Extract JSON from HTML using PHP

4.3k views Asked by At

I'm reading source code of an online shop website, and on each product page I need to find a JSON string which shows product SKUs and their quantity.

Here are 2 samples:

'{"sku-SV023435_B_M":7,"sku-SV023435_BL_M":10,"sku-SV023435_PU_M":11}'

The sample above shows 3 SKUs.

'{"sku-11430_B_S":"20","sku-11430_B_M":"17","sku-11430_B_L":"30","sku-11430_B_XS":"13","sku-11430_BL_S":"7","sku-11430_BL_M":"17","sku-11430_BL_L":"4","sku-11430_BL_XS":"16","sku-11430_O_S":"8","sku-11430_O_M":"6","sku-11430_O_L":"22","sku-11430_O_XS":"20","sku-11430_LBL_S":"27","sku-11430_LBL_M":"25","sku-11430_LBL_L":"22","sku-11430_LBL_XS":"10","sku-11430_Y_S":"24","sku-11430_Y_M":36,"sku-11430_Y_L":"20","sku-11430_Y_XS":"6","sku-11430_RR_S":"4","sku-11430_RR_M":"35","sku-11430_RR_L":"47","sku-11430_RR_XS":"6"}',

The sample above shows many more SKUs.

The number of SKUs in the JSON string can range from one to infinity.

Now, I need a regex pattern to extract this JSON string from each page. At that point, I can easily use json_encode().

Update: Here I found another problem, sorry that my question was not complete, there is another similar json string which is starting with sku- , Please have a look at source code of below link you will understand, the only difference is the value for that one is alphanumeric and for our required one is numeric. Also please note our final goal is to extract SKUs with their quantity, maybe you have a most straightforward solution.

Source

@chris85

Second update:

Here is another strange issue which is a bit off topic.

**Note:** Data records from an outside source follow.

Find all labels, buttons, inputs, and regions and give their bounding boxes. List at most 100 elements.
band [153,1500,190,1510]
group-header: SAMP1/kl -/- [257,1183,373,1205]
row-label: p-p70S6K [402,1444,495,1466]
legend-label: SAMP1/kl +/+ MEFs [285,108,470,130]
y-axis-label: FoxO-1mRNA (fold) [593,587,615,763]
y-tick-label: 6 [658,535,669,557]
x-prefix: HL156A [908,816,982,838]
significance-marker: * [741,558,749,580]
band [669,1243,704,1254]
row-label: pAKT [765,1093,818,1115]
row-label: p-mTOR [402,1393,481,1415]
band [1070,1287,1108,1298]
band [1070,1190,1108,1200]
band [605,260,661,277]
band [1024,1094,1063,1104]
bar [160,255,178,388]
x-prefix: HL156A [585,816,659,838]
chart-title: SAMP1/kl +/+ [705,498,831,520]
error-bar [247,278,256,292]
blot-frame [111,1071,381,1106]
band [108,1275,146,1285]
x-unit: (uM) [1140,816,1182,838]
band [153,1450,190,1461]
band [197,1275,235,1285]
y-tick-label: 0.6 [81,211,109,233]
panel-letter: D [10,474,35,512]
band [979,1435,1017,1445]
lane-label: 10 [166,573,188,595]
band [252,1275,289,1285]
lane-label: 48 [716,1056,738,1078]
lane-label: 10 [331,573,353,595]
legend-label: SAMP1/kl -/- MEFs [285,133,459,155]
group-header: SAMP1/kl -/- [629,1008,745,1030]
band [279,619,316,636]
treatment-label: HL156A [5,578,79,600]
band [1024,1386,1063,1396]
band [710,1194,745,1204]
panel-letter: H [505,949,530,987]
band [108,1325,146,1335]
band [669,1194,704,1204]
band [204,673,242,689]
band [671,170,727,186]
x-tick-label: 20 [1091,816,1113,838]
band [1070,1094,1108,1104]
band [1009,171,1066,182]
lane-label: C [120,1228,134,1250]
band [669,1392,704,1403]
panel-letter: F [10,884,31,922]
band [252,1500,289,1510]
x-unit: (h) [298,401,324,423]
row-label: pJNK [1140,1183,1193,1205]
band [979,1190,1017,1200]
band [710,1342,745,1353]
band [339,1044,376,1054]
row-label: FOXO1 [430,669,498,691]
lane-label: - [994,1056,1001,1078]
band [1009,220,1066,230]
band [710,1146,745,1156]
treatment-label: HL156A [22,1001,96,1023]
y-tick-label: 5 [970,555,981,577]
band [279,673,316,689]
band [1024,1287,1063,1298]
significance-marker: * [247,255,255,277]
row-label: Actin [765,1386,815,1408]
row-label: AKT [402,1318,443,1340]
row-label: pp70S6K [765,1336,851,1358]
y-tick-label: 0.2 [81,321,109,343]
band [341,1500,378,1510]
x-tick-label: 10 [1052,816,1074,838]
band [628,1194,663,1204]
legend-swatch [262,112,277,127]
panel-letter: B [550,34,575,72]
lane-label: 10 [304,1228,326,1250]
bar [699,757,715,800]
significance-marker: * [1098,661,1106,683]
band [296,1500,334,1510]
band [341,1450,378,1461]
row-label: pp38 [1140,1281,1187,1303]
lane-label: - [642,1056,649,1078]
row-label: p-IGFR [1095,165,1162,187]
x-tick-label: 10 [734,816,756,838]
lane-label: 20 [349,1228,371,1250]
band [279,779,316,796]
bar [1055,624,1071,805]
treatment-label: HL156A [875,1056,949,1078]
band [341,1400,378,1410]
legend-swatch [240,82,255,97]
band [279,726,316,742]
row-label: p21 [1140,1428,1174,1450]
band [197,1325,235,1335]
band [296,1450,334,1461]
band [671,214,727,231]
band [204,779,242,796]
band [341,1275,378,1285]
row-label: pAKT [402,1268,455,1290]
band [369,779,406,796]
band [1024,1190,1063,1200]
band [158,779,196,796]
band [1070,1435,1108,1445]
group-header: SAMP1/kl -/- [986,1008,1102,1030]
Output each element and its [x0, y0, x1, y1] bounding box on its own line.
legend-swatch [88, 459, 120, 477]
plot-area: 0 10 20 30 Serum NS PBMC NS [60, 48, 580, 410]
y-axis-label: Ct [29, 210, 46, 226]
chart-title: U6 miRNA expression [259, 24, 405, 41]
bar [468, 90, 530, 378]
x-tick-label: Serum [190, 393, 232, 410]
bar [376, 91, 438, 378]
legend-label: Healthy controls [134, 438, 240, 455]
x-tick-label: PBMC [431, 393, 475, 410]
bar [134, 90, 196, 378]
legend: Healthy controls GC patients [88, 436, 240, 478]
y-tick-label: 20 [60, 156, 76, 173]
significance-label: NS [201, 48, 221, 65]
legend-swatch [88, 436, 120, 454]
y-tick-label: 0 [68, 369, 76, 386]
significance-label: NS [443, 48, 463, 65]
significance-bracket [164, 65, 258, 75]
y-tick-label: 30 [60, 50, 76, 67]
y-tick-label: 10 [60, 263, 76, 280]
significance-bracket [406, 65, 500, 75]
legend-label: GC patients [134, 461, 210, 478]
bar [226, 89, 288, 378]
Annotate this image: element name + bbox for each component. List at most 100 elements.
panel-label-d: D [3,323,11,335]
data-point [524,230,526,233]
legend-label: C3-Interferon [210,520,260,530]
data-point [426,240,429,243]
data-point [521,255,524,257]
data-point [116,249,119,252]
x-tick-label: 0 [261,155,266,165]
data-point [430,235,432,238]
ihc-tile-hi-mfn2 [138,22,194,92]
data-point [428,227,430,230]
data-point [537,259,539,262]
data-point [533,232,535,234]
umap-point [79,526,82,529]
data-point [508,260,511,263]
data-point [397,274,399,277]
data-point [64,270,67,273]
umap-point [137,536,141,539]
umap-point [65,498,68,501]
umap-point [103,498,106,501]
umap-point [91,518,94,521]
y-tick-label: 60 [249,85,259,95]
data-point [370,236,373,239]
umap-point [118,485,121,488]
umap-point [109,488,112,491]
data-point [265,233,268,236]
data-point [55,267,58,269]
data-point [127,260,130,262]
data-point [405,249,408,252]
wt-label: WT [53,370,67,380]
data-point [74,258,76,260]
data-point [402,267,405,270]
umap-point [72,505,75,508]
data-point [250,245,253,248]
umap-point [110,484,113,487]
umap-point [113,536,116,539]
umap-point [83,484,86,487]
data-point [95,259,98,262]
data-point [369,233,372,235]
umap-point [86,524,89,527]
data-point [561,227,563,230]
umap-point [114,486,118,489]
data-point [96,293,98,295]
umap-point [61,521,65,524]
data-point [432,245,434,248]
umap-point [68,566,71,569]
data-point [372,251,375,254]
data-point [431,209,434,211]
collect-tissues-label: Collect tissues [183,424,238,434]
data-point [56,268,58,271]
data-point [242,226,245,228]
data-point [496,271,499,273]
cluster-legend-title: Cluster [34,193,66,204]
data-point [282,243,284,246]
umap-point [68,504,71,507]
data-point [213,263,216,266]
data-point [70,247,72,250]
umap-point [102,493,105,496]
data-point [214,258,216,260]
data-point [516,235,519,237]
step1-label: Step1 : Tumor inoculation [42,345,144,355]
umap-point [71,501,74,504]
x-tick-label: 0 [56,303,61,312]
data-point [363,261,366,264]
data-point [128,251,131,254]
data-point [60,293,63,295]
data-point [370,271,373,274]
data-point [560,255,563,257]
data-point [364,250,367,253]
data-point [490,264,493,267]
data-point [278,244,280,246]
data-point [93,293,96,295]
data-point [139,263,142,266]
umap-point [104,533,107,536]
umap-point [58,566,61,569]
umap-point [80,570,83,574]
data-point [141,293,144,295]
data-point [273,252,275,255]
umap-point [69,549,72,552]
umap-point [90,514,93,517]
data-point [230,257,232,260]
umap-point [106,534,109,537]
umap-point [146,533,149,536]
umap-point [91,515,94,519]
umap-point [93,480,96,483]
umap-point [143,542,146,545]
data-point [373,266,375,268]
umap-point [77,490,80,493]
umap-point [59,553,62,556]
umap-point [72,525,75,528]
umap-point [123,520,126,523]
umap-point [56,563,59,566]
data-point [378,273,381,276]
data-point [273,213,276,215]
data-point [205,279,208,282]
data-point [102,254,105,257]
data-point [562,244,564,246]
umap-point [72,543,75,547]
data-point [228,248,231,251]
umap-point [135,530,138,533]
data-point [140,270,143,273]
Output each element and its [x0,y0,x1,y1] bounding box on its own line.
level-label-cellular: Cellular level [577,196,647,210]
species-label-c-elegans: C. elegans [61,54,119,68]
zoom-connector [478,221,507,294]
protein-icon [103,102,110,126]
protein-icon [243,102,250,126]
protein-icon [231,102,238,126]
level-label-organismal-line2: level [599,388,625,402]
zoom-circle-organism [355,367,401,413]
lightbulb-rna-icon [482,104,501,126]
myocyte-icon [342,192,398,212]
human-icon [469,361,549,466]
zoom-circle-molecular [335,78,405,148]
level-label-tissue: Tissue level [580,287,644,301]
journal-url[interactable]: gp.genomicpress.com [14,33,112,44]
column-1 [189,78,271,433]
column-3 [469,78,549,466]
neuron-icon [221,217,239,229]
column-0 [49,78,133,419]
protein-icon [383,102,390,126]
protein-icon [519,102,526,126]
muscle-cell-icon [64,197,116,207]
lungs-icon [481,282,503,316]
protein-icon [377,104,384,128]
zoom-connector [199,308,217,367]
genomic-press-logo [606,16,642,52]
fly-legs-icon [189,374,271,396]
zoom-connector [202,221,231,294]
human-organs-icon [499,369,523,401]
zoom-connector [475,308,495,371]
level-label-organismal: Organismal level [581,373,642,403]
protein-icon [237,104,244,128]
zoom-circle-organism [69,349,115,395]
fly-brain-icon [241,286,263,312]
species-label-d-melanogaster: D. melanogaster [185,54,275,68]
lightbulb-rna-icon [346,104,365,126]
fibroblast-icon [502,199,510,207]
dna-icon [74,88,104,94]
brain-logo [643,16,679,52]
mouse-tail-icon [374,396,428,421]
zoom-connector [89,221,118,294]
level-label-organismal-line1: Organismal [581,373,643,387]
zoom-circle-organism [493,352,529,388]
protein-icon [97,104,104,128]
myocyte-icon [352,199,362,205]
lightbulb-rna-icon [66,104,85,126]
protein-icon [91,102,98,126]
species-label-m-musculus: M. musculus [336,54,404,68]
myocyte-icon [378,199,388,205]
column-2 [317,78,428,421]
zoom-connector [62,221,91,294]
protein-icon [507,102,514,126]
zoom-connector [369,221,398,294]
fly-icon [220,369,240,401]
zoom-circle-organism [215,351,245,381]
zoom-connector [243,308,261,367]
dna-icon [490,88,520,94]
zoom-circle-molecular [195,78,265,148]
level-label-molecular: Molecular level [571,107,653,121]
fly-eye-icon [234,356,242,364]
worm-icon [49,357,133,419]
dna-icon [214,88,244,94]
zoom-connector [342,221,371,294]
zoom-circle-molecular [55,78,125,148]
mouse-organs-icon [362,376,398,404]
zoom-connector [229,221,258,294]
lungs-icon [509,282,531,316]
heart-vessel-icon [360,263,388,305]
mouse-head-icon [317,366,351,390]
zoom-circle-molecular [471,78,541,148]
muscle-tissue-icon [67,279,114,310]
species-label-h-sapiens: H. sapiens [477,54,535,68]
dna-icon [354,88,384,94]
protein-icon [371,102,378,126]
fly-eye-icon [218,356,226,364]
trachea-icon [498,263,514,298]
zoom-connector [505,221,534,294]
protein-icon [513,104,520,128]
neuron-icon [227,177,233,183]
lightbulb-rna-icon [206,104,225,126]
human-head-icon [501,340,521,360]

while I'm opening the URL content using below code there is no json string in the source!

$html = file_get_contents("http://www.dresslink.com/womens-candy-color-basic-coat-slim-suit-jacket-blazer-p-8131.html");

But when I'm opening the url with my browser the json is there! really confused about this :(

3

There are 3 answers

1
Phil On

Trying to extract specific data from json directly with regexp is normally always a bad idea due to the way json is encoded. The best way is to regexp the whole json data, then decode using the php function json_decode.

The issue with the missing data is due to a missing required cookie. See my comments in the code below.

<?php

function getHtmlFromDresslinkUrl($url)
{
    $ch = curl_init();
    curl_setopt($ch,CURLOPT_URL,$url);
    curl_setopt($ch,CURLOPT_RETURNTRANSFER,true);

    //You must send the currency cookie to the website for it to return the json you want to scrape
    curl_setopt($ch, CURLOPT_HTTPHEADER, array(
        'Cookie: currencies_code=USD;',
    ));

    $output=curl_exec($ch);

    curl_close($ch);
    return $output;
}

$html = getHtmlFromDresslinkUrl("http://www.dresslink.com/womens-candy-color-basic-coat-slim-suit-jacket-blazer-p-8131.html");

//Get the specific arguments for this js function call only
$items = preg_match("/DL\.items\_list\.initItemAttr\((.+)\)\;/", $html, $matches);
if (count($matches) > 0) {
    $arguments = $matches[1];

    //Split by argument seperator.  
    //I know, this isn't great but it seems to work.
    $args_array = explode(", ", $arguments);

    //You need the 5th argument
    $fourth_arg = $args_array[4];

    //Strip quotes
    $fourth_arg = trim($fourth_arg, "'");

    //json_decode
    $qty_data = json_decode($fourth_arg, true);

    //Then you can work with the php array
    foreach ($qty_data as $name => $qtty) {
        echo "Found " . $qtty . " of " . $name . "<br />";
    }
}

?>

Special thanks to @chris85 for making me read the question again. Sorry but I couldn't undo my downvote.

2
Reeno On

A simple /'(\{"[^\}]+\})'/ will match all these JSON strings. Demo: https://regex101.com/r/wD5bO4/2

The first element of the returned array will contain the JSON string for json_decode:

preg_match_all ("/'(\{\"[^\}]+\})'/", $html, $matches);

$html is the HTML to be parsed, the JSON will be in $matches[0][1], $matches[1][1], $matches[2][1] etc.

2
grill On

You will want to use preg_match_all() to perform the regex matching operation (documentation here).

The following should do it for you. It will match each substring beginning with "sku" and ending with ",".

preg_match_all("/sku\-.+?:[0-9]*/", $input)

Working example here.

Alternatively, if you want to extract the entire string, you can use:

preg_match_all("/{.sku\-.*}/, $input")

This will grab everything between the opening and closing brackets.

Working example here.

Please note that $input denotes the input string.